About Fumarate Hydratase:
Fumarase (fumarate hydratase) is an enzyme occurring in the human body, and indeed in all aerobic organisms.
The function of fumarase is to catalyze the hydration/dehydration process of fumarate to malate. This is a reversible process. Fumarase can be mitochondrial or cytosolic. The mitochondrial version is instrumental in the functioning of the Krebs Cycle (also known as the Citric Acid Cycle). Cytosolic fumarase helps to metabolize amino acids.
As well as the citric acid cycle, Fumarate hydratase is also involved in the reductive citric acid cycle, i.e. CO2 fixation. It also plays a pivotal role in the development of renal cell carcinoma. Research suggests that mutations in the gene responsible for the production of fumarase are associated with the development of leiomyomas in the uterus and skin.
The core of fumarase crystal structures is formed of two occupied dicarboxylate binding sites, according to observations of fumarase C. The two binding sites are referred to as the “active site” and the “B site”. Both can be identified as having areas that are not occupied by a bound ligand. This structure, observed in fumarase crystals, is sometimes called a “free” crystal structure because there is observable conservation of water in the active site. This orientation is not limited to a single fumarase C crystal structure but has been observed in multiple fumarase C crystal structures. Research on the B site of this enzyme has found a shift on His129, which suggests that one of the permanent components of the active site is water. It may also be that an imidazole-imidazolium conversion controls access to the allosteric B site.

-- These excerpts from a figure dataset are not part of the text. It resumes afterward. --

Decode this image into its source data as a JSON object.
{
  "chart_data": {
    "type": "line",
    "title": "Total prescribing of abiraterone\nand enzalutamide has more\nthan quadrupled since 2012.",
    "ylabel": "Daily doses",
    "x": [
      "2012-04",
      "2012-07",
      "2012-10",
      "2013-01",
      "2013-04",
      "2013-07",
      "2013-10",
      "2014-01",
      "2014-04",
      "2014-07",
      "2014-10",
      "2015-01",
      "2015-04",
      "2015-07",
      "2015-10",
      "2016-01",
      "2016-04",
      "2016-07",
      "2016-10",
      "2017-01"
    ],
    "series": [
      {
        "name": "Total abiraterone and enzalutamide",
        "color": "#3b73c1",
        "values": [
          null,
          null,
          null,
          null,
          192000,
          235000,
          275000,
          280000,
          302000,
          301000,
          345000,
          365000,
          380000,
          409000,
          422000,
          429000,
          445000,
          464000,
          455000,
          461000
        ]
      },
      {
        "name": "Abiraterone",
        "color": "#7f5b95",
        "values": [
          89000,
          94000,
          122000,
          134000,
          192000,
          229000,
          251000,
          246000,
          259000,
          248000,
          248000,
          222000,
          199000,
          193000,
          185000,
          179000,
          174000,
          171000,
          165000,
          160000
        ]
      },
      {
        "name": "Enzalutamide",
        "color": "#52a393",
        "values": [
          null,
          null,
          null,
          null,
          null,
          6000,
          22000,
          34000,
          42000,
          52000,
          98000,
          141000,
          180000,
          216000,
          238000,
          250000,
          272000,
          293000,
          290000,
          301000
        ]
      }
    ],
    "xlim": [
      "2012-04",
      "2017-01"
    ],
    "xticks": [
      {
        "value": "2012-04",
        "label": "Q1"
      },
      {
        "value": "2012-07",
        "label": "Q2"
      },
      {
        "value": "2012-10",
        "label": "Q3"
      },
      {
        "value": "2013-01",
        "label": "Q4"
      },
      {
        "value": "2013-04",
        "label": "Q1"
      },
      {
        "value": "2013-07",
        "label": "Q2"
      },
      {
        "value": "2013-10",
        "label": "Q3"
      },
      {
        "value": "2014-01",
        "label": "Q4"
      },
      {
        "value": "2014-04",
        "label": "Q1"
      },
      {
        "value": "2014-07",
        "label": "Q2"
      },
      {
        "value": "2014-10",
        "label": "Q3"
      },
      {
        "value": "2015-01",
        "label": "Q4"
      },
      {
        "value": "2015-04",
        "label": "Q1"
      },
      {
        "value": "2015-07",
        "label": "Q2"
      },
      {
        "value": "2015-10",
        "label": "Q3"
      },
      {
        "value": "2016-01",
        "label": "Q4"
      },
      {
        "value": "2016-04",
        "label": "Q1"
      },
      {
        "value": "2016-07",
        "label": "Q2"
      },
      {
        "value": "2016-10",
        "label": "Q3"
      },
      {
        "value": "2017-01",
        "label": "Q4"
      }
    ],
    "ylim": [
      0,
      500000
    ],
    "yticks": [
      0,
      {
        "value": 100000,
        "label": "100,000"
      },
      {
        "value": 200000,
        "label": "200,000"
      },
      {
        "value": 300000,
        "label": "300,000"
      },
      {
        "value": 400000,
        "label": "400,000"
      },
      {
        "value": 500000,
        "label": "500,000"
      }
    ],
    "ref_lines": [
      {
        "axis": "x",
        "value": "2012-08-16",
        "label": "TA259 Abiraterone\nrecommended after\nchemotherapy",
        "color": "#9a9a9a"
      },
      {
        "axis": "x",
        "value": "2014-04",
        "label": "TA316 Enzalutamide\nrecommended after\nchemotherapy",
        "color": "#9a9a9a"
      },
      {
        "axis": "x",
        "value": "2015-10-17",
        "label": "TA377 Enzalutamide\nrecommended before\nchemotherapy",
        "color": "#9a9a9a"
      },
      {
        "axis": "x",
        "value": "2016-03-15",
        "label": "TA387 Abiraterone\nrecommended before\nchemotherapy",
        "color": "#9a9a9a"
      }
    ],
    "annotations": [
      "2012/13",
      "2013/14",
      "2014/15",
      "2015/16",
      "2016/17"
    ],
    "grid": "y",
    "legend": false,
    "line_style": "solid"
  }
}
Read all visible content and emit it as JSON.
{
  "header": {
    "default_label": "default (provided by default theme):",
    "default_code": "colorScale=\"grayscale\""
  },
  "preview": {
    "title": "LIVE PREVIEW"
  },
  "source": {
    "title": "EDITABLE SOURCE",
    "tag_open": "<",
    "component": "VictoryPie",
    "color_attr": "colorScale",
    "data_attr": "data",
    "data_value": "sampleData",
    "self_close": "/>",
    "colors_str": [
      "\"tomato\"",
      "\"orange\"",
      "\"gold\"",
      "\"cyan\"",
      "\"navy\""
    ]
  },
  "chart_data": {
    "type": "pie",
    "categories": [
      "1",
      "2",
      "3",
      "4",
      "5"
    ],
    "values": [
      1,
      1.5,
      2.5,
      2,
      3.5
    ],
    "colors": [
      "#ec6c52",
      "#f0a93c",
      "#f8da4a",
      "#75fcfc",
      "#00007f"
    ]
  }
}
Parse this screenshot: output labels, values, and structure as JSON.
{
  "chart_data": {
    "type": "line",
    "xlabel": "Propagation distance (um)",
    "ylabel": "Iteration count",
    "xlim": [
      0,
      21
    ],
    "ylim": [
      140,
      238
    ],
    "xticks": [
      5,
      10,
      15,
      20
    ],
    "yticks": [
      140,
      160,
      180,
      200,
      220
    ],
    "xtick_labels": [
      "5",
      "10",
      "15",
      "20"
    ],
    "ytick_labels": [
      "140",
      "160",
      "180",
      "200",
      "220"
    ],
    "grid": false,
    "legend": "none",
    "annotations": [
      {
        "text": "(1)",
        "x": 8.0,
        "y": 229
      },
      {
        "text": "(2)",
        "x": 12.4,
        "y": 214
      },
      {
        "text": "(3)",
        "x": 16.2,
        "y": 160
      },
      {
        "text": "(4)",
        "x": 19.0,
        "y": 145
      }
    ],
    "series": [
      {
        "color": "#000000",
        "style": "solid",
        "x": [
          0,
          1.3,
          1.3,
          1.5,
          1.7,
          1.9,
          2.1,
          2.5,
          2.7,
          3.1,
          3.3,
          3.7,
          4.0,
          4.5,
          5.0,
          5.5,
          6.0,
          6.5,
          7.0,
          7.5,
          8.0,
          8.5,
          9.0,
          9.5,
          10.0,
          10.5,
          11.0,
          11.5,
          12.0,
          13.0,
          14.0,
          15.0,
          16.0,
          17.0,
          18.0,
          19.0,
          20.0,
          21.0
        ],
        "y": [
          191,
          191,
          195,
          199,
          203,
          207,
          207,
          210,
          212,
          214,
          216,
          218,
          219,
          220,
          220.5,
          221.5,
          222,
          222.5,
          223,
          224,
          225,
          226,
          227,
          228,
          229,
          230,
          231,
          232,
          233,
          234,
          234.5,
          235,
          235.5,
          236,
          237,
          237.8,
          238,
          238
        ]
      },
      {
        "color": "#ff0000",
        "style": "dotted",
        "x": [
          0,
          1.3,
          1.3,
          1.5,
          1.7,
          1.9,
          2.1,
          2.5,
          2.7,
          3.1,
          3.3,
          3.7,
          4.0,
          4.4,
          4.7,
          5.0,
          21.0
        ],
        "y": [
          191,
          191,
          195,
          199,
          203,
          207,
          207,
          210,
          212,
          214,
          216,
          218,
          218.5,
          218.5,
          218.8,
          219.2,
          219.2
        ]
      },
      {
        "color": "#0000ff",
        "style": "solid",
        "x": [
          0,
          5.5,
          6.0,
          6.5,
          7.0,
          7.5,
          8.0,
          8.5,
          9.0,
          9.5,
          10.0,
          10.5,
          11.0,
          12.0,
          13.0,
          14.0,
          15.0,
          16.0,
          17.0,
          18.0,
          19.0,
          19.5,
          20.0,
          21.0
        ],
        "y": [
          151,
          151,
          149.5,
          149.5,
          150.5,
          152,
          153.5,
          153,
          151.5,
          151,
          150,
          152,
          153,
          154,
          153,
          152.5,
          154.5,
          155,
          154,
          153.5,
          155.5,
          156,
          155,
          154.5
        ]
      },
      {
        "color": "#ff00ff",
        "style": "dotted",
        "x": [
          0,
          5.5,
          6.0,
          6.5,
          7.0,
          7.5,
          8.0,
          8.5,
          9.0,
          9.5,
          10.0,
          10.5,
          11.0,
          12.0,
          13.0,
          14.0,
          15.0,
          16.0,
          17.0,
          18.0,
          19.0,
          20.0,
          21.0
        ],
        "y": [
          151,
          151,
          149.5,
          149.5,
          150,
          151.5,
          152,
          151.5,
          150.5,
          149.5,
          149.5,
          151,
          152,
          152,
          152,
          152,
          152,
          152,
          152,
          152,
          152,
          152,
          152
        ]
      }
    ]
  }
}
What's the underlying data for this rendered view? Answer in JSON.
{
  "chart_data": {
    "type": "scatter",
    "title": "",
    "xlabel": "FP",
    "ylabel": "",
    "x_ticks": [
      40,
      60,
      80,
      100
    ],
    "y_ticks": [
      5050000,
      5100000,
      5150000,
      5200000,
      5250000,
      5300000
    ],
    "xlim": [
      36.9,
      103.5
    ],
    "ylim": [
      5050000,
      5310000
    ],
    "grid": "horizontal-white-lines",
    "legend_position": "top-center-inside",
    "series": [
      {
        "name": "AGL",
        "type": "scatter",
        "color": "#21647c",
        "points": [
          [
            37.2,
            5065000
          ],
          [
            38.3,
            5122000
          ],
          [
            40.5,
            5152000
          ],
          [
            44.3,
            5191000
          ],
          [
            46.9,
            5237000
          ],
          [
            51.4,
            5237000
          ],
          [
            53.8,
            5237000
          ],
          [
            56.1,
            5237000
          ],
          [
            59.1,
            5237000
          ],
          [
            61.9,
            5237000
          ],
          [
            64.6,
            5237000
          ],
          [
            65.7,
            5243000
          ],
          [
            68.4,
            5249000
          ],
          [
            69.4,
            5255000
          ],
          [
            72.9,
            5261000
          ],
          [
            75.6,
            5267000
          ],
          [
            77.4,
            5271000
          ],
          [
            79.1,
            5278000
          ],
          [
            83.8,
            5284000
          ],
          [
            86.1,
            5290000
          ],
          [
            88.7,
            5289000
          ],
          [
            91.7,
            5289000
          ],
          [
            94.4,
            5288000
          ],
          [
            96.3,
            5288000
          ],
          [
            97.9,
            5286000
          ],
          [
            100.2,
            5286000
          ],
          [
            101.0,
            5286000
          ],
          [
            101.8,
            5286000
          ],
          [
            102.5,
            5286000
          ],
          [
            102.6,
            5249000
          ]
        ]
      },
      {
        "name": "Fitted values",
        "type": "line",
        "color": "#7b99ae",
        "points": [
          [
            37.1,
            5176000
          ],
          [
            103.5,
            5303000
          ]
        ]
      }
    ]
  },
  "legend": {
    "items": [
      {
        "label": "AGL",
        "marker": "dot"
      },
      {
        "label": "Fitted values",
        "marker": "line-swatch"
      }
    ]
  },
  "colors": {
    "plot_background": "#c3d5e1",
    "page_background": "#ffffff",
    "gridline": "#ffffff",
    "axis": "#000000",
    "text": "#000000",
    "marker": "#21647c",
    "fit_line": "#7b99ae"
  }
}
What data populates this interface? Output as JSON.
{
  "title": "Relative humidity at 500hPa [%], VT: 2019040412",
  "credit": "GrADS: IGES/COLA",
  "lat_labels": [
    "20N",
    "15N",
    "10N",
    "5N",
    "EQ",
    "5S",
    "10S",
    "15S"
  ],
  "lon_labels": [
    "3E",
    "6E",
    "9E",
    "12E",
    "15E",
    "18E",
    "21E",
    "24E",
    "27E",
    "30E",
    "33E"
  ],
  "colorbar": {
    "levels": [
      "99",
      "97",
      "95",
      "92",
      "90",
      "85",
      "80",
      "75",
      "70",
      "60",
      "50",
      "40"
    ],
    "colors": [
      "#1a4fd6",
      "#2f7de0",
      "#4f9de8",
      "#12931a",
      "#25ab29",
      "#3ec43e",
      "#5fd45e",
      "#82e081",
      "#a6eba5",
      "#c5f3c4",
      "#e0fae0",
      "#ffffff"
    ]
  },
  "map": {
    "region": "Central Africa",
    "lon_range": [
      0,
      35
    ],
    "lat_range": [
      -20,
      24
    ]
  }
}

In the citric acid cycle, fumarase plays a key transitional role in the production of NADH (Nicotinamide adenine dinucleotide), which is one of the most important metabolic chemicals. In short, fumarase is essential to the production of energy. Fumarase also plays a role within the cytosol of living cells to metabolize byproducts of the urea cycle.
Due to the key function of fumarase in the Krebs cycle, fumarase deficiency and mutations in the FH (i.e. fumarate hydratase) gene responsible for the production of the enzyme can have severe consequences.
Individuals with FH mutations are at high risk of leiomyomatosis and renal cell cancer (which, because they occur together, are often referred to collectively as HLRCC). Renal cell cancer results in tumors in the kidneys: the most common type of kidney cancer found in those afflicted by FH mutations is known as type 2 papillary renal cancer.
Fumarase deficiency typically manifests early in severe symptoms including microcephaly, seizures and hypotonia. While microcephaly is the most common, other kinds of craniofacial dysmorphism are also found, such as hypertelorism or a depressed nasal bridge. A wide range of cerebral malformations have also been found in cases of fumarase deficiency. Some patients suffer muscular atrophy, dystonia and paralyzed upgaze. Fumarase deficiency also shows in large quantities of fumaric acid contained in the urine. There is no effective treatment for fumarase deficiency, but research is ongoing.